Da die methodische Seite grundsätzlich an Bedeutung in allen Fächern gewonnen hat,
ist es auch im Geographieunterricht ein wichtiges Ziel, Kompetenzen im Hinblick auf
den Umgang mit Bild- und statistischem Material zu vermitteln.
Die Umsetzung der „Agenda 21“ ist ein weiterer Baustein des Erdkundeunterrichts.
Was „Kurs 21“ betrifft, so handelt es sich dabei um eine Materialsammlung,
die in den Unterricht der 9. Klasse – z.B. unter dem Aspekt des nachhaltigen
Wirtschaftens integriert werden kann. Diesbezüglich erhält auch die
Lernpartnerschaft unserer Schule mit „Muckenhaupt und Nusselt“ im Rahmen
der „Eine-Welt-Diskussion“ eine besondere Bedeutung.

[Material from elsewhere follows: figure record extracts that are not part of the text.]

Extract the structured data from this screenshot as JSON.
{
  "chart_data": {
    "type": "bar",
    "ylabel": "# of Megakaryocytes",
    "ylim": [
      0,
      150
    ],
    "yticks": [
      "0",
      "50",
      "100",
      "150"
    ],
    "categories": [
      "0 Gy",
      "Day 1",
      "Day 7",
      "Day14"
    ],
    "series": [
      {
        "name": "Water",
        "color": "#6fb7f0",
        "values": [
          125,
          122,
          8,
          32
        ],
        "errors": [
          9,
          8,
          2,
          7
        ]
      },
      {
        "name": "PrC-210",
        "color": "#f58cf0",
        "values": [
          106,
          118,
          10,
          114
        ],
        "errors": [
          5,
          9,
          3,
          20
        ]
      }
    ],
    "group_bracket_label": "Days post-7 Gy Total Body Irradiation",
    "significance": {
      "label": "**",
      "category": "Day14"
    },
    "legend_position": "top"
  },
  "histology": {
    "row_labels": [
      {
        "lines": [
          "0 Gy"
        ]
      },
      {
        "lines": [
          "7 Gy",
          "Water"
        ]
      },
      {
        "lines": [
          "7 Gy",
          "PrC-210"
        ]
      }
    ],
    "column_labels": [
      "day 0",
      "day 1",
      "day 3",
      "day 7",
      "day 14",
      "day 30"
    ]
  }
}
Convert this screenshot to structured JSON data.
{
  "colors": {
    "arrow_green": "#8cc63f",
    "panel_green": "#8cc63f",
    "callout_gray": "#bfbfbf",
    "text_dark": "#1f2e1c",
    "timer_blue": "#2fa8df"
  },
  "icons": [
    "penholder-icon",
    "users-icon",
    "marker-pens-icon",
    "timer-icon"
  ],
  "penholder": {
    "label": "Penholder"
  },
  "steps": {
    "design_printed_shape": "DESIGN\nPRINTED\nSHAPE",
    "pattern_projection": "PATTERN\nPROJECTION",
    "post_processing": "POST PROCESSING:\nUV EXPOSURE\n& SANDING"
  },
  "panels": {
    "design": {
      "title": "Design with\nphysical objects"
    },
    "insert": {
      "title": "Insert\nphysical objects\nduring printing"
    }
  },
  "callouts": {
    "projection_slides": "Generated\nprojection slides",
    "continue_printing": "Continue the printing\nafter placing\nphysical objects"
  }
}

Für den Unterricht in der Oberstufe, der das Fach in die Gruppe der
Gesellschaftswissenschaften einbindet, sind traditionsgemäß
Grund- und/oder Leistungkurs in den Jahrgangsstufen vertreten.
In JS 11 werden, wenn möglich, im Rahmen der Behandlung der Energiewirtschaft, Exkursionen
in Kohleabbaugebiete durchgeführt, z.B. in das Rheinische Braunkohlengebiet oder ins
Ruhrgebiet, hier ist auch der Aspekt des Strukturwandels von Bedeutung.
Schüler des Grund- und Leistungskurses der JS 12 können die
Ruhruniversität Bochum anlässlich eines Tages der offenen Tür besuchen. Er bietet
den Schülern die Gelegenheit, sich über Perspektiven des Faches in Studium und Beruf zu informieren.
Im Zuge der Renovierung unserer Schule hat die Ausgestaltung des Erdkunderaumes deutlich gewonnen. Er bietet somit auch genügend Raum, Unterrichtsformen wie Stationenlernen durchzuführen.